If you make the commendable decision to become a school psychologist, you'll be entering a profession whose members practice educational psychology (the study of how teachers teach and how kids learn) to help students resolve personal and educational difficulties. School psychologists also employ clinical psychology, where the scientific study of the mind is used to help students resolve psychological problems. School psychologists help kids by talking to them and, most importantly, listening to their responses.
As a school psychologist, you'll be assisting students who are striving to improve their mental health and become productive citizens. You'll speak not only with the students but with their parents and teachers as well to gain insight into the nature of students' psychological dysfunction, if any, as well as proper courses of treatment.
You'll also be measuring and assessing students' learning abilities through the use of intelligence tests such as the Stanford-Binet Intelligence Quotient Test, the Universal Nonverbal Intelligence Test, and the Woodcock-Johnson 3 Test, among others.
Students with learning disabilities or physical handicaps will also come within your purview, because these children may require special guidance and assistance as they make their way through the educational system. Disabled students were given the legal right to a free, appropriate public education, along with every other kid in America, when the United States Congress passed the Individuals with Disabilities Education Act (IDEA) in 1975.

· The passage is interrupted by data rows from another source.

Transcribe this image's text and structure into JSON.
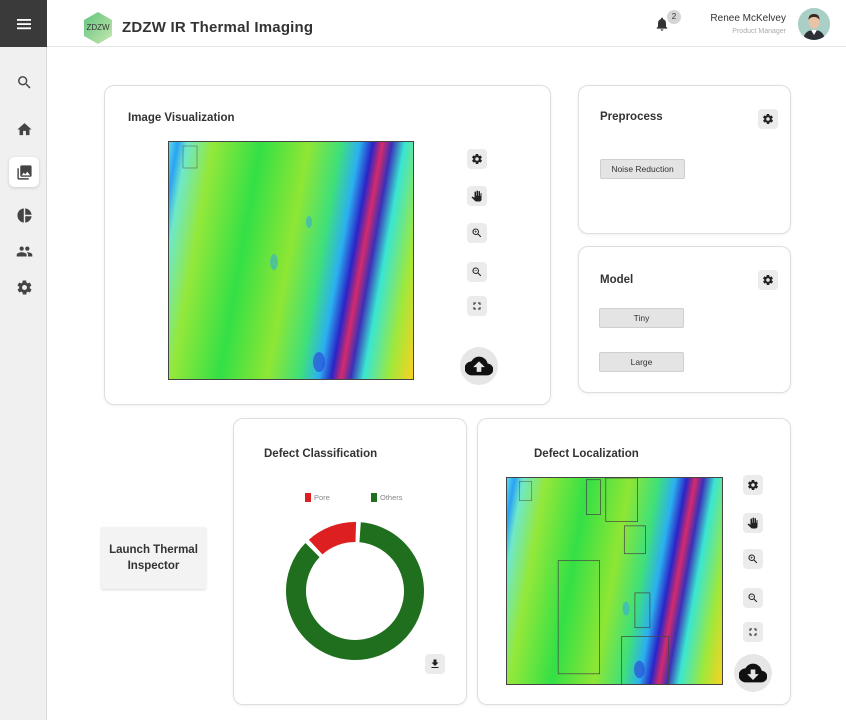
{
  "header": {
    "logo_text": "ZDZW",
    "app_title": "ZDZW IR Thermal Imaging",
    "notification_count": "2",
    "user_name": "Renee McKelvey",
    "user_role": "Product Manager"
  },
  "sidebar": {
    "items": [
      {
        "icon": "search-icon"
      },
      {
        "icon": "home-icon"
      },
      {
        "icon": "gallery-icon",
        "active": true
      },
      {
        "icon": "pie-chart-icon"
      },
      {
        "icon": "users-icon"
      },
      {
        "icon": "gear-icon"
      }
    ]
  },
  "image_visualization": {
    "title": "Image Visualization",
    "tools": [
      "settings-icon",
      "pan-hand-icon",
      "zoom-in-icon",
      "zoom-out-icon",
      "fullscreen-icon"
    ],
    "upload_icon": "cloud-upload-icon"
  },
  "preprocess": {
    "title": "Preprocess",
    "noise_reduction_label": "Noise Reduction"
  },
  "model": {
    "title": "Model",
    "tiny_label": "Tiny",
    "large_label": "Large"
  },
  "launch": {
    "label": "Launch Thermal Inspector"
  },
  "defect_classification": {
    "title": "Defect Classification",
    "download_icon": "download-icon"
  },
  "defect_localization": {
    "title": "Defect Localization",
    "tools": [
      "settings-icon",
      "pan-hand-icon",
      "zoom-in-icon",
      "zoom-out-icon",
      "fullscreen-icon"
    ],
    "download_icon": "cloud-download-icon"
  },
  "chart_data": {
    "type": "pie",
    "donut": true,
    "categories": [
      "Pore",
      "Others"
    ],
    "values": [
      13,
      87
    ],
    "colors": [
      "#dd1f1f",
      "#1f6f1f"
    ],
    "legend_position": "top"
  },
  "colors": {
    "sidebar_active_bg": "#ffffff",
    "menu_bg": "#3a3a3a",
    "pore": "#dd1f1f",
    "others": "#1f6f1f"
  }
}
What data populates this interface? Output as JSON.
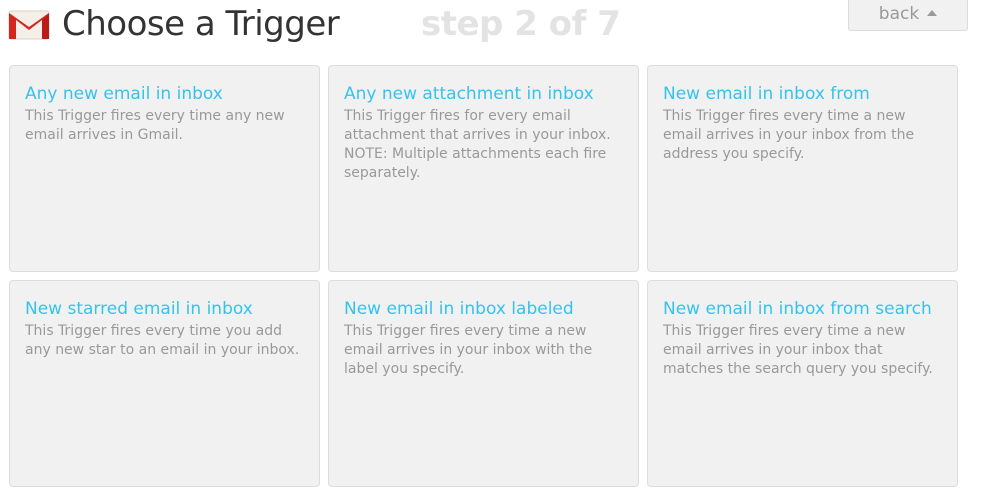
{
  "header": {
    "title": "Choose a Trigger",
    "step": "step 2 of 7",
    "back_label": "back",
    "icon": "gmail-icon"
  },
  "colors": {
    "title": "#333333",
    "step": "#e3e3e3",
    "card_title": "#33c4ee",
    "card_desc": "#999999",
    "card_bg": "#f1f1f1"
  },
  "triggers": [
    {
      "title": "Any new email in inbox",
      "description": "This Trigger fires every time any new email arrives in Gmail."
    },
    {
      "title": "Any new attachment in inbox",
      "description": "This Trigger fires for every email attachment that arrives in your inbox. NOTE: Multiple attachments each fire separately."
    },
    {
      "title": "New email in inbox from",
      "description": "This Trigger fires every time a new email arrives in your inbox from the address you specify."
    },
    {
      "title": "New starred email in inbox",
      "description": "This Trigger fires every time you add any new star to an email in your inbox."
    },
    {
      "title": "New email in inbox labeled",
      "description": "This Trigger fires every time a new email arrives in your inbox with the label you specify."
    },
    {
      "title": "New email in inbox from search",
      "description": "This Trigger fires every time a new email arrives in your inbox that matches the search query you specify."
    }
  ]
}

Under the IDEA, disabled children may attend school in the “least restrictive environment” that meets their educational needs; in other words, in a normal, mainstream classroom. As a school psychologist, you'll help these kids gain the maximum benefit from your school's educational programs.
To become a school psychologist, you don't necessarily have to attain a doctorate, although many school psychologists do spend upward of seven years in graduate school earning their Educational Doctor degrees, Doctor of Philosophy degrees, or Doctor of Psychology degrees.
All prospective school psychologists must become familiar with the work of Lightner Witmer, a psychologist who, in 1896, established a children's clinic in Philadelphia, Pennsylvania — the first one devoted to the practical application of psychology. Witmer also started a boarding school for troubled students in 1908 and is regarded as a founder of the discipline of school psychology.
Instead, you can begin working as a school psychologist by gaining acceptance to a university's college of education and spending upward of four years earning your Master of Science degree, Master of Education degree, Master of Arts degree, or Educational Specialist degree.
You'll also need to take additional courses and pass your state's exam in order to earn your School Psychology Credential (the certificate's exact title varies from state to state) — that is, your state license granting you permission to practice psychology. Clear these professional hurdles and you'll become a highly trained, highly qualified, state-licensed school psychologist, ready to help children of all ages overcome their personal difficulties and enjoy unparalleled educational success.